Genau dort findet ein Broder das Milieu, das als einziges ein wirklich of­fenes Ohr hat, wenn es um den islamischen Antisemitismus, überhaupt wenn es um die Bedrohung durch den real existierenden Islam, und auch wenn es um die Parteinahme für Israel geht – aus welchen sinisteren Motiven auch immer. Ja, Broder hat eine Entscheidung getroffen, aber er hat sie mit Blick auf seine Optionen nicht ganz freiwillig getroffen.

Gleichwohl, er hat sich entschieden, auch dafür, auf Katrin Göring-Eckardts willkommenskulturelle Bekundung »Wir kriegen jetzt plötzlich Menschen geschenkt« mit »Wir bekommen die Krätze geschenkt« zu reagieren. Er stellt gegen die ideologisch bedingte Nai­vität der Grünen, die alle realen Schwierigkeiten negiert, das rassistische ­Bonmot.

Wer sich Jahrzehnte mit guten Gründen und Argumenten an Linken und Alternativen abmüht, dem droht der Tunnelblick, dem droht im politischen Problemverständnis alles andere zur quantité négligeable zu werden.

Die Kritik ausschließlich auf das eigene Milieu zu richten, wird so zur Gefahr für das politische Urteilsvermögen: Gesellschaft wird nicht mehr in ihrer Totalität und damit auch nicht mehr in ihrer totalen Elendigkeit erfasst. Und ehe man sich versieht, schlingt einem eine Alice Weidel die oberen Extremitäten um den Torso.
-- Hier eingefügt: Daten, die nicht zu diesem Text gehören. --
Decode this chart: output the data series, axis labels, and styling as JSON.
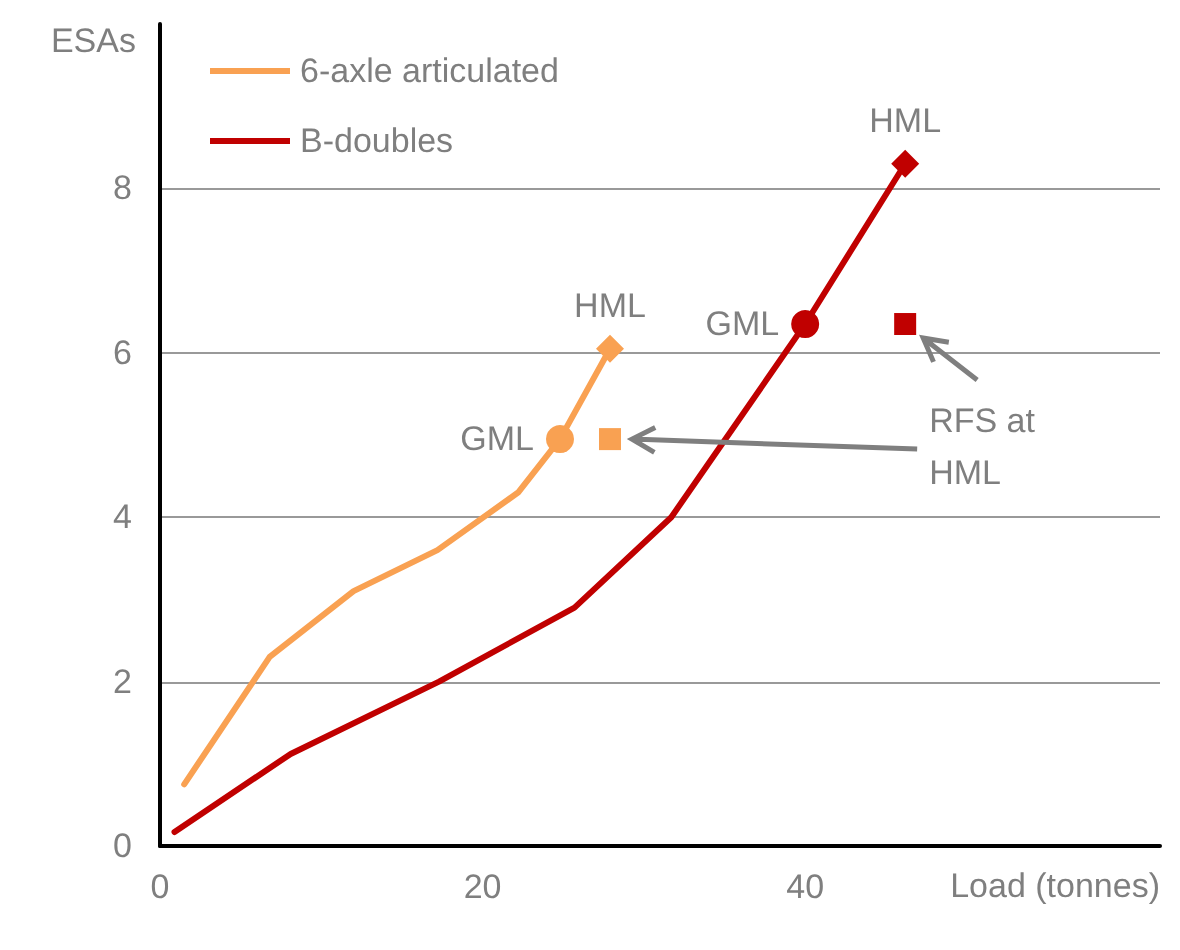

Zwei Wochen nach dem Auftritt bei der AfD war Broder zu einer Veranstaltung des österreichischen Vizekanzlers Heinz-Christian Strache (FPÖ) geladen. Das Thema: islamischer Antisemitismus. Von einem relevanten Dissens zwischen Broder und Strache war bis Redaktionsschluss nichts bekannt.